I am extremely new to topology and taking an algebraic topology course, and I need some help understanding the behavior of suspensions. The problem I am working on asks about the suspension of the subspace of $\mathbb{R}$ consisting of the sequence 1, 1/2, ... with the limit point 0 added. The main example I'm able to find of a suspension appears to turn a circle into the outer shell of a double-cone with the top and bottom points identified, but does that mean that a suspension generally "squeezes" the figure it starts with on its way up and down?

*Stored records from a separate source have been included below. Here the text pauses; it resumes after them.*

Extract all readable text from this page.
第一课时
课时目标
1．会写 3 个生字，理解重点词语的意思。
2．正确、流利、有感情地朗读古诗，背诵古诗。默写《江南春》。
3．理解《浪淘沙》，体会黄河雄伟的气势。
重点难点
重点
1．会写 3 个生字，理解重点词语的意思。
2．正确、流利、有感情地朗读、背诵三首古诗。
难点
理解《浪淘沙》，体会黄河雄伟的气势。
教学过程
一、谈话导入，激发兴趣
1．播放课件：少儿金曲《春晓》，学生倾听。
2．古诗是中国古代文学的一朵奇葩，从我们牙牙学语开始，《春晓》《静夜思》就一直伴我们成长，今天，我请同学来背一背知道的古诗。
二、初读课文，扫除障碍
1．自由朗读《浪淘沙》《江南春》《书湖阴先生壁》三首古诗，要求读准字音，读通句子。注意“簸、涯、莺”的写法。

From what I can tell, the definition of a suspension implies to me that the suspension of a single point in $\mathbb{R}$ should be a circle, so the suspension of several or a countable collection of such points should then be a similarly-numbered collection of copies of $S^1$. Is this correct? And, if it is, would the circles in this case have 1, 1/2 ..., and 0 as their basepoints, or should they all somehow have the same basepoint somewhere?

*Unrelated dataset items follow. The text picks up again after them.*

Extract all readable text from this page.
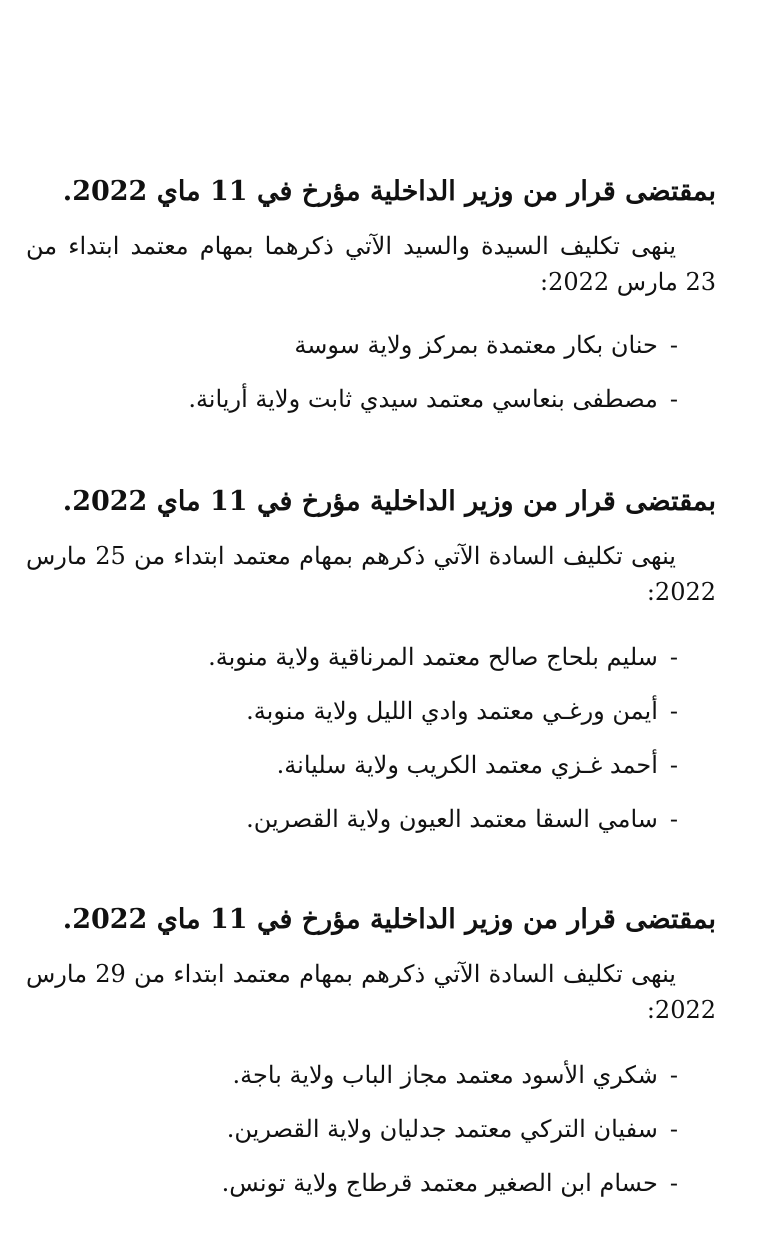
بمقتضى قرار من وزير الداخلية مؤرخ في 11 ماي 2022.
ينهى تكليف السيدة والسيد الآتي ذكرهما بمهام معتمد ابتداء من 23 مارس 2022:
-حنان بكار معتمدة بمركز ولاية سوسة
-مصطفى بنعاسي معتمد سيدي ثابت ولاية أريانة.
بمقتضى قرار من وزير الداخلية مؤرخ في 11 ماي 2022.
ينهى تكليف السادة الآتي ذكرهم بمهام معتمد ابتداء من 25 مارس 2022:
-سليم بلحاج صالح معتمد المرناقية ولاية منوبة.
-أيمن ورغـي معتمد وادي الليل ولاية منوبة.
-أحمد غـزي معتمد الكريب ولاية سليانة.
-سامي السقا معتمد العيون ولاية القصرين.
بمقتضى قرار من وزير الداخلية مؤرخ في 11 ماي 2022.
ينهى تكليف السادة الآتي ذكرهم بمهام معتمد ابتداء من 29 مارس 2022:
-شكري الأسود معتمد مجاز الباب ولاية باجة.
-سفيان التركي معتمد جدليان ولاية القصرين.
-حسام ابن الصغير معتمد قرطاج ولاية تونس.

I'll try to address everything in your question :
The suspension of a point is not a circle. Let's go back to the definition. The suspension of a space $X$ is: $$S X = X \times [0,1] / \sim$$ where $\sim$ is the equivalence relation generated by $(x,0) \sim (y,0)$ and $(x,1) \sim (y,1)$ (for all $x,y \in X$). This definition, applied to a point, gives $S \{pt\} = \{pt\} \times [0,1] / \sim$ where the equivalence relation is actually trivial, and $S \{pt\} \cong [0,1]$ is just a segment.
The suspension of a "collection" (more formally, a disjoint union) is not the collection of the suspensions. In other words, for example if $X = \bigsqcup_{i \in \mathbb{N}} X_n$ then $S X$ is not equal to $\bigsqcup S X_n$. As Mariano Suárez-Alvarez recommends, let's try to work out for example the collection of two points $X = \{a,b\}$. Then $S X = \{a,b\} \times [0,1] / \sim$ and in fact this is homeomorphic to two segments connected at their endpoints: the collapsed points $X \times \{0\}$ and $X \times \{1\}$.

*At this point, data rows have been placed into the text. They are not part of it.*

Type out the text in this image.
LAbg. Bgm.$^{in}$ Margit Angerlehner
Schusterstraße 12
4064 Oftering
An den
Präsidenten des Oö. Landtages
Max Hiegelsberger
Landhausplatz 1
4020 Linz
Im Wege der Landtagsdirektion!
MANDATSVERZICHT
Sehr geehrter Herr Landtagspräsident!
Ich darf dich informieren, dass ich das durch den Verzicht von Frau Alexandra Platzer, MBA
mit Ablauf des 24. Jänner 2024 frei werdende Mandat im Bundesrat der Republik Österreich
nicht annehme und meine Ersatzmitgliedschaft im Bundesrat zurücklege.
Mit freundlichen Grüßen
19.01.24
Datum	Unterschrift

More generally it's always the case that the suspension is path-connected (and therefore connected); indeed if $[x,t] \in S X$, there exists a path between $[x,t]$ and $[x,0] = [X \times \{0\}]$.
Finally the subspace $X = \{1, \frac{1}{2}, \frac{1}{3}, \dots\} \cup \{0\} \subset \mathbb{R}$ is not (topologically) the disjoint union of its components. Indeed, any neighborhood of $0$ has to contain an infinite number of points -- this wouldn't be the case if the topology was that of the disjoint union. Similarly, the suspension is more complicated than the suspension of a disjoint union of a countable number of points (which would be homotopically equivalent to a countably infinite wedge sum of circles). Based on what I wrote before, try to compute it now.
PS: Regarding base points: there is a priori no canonical base point on a suspension. There would be two candidates (the two collapsed subspaces). On the other hand, the reduced suspension $\Sigma X$ is homotopically equivalent to the suspension (in good cases only! eg. CW complexes. this isn't the case here), and it has a canonical base point.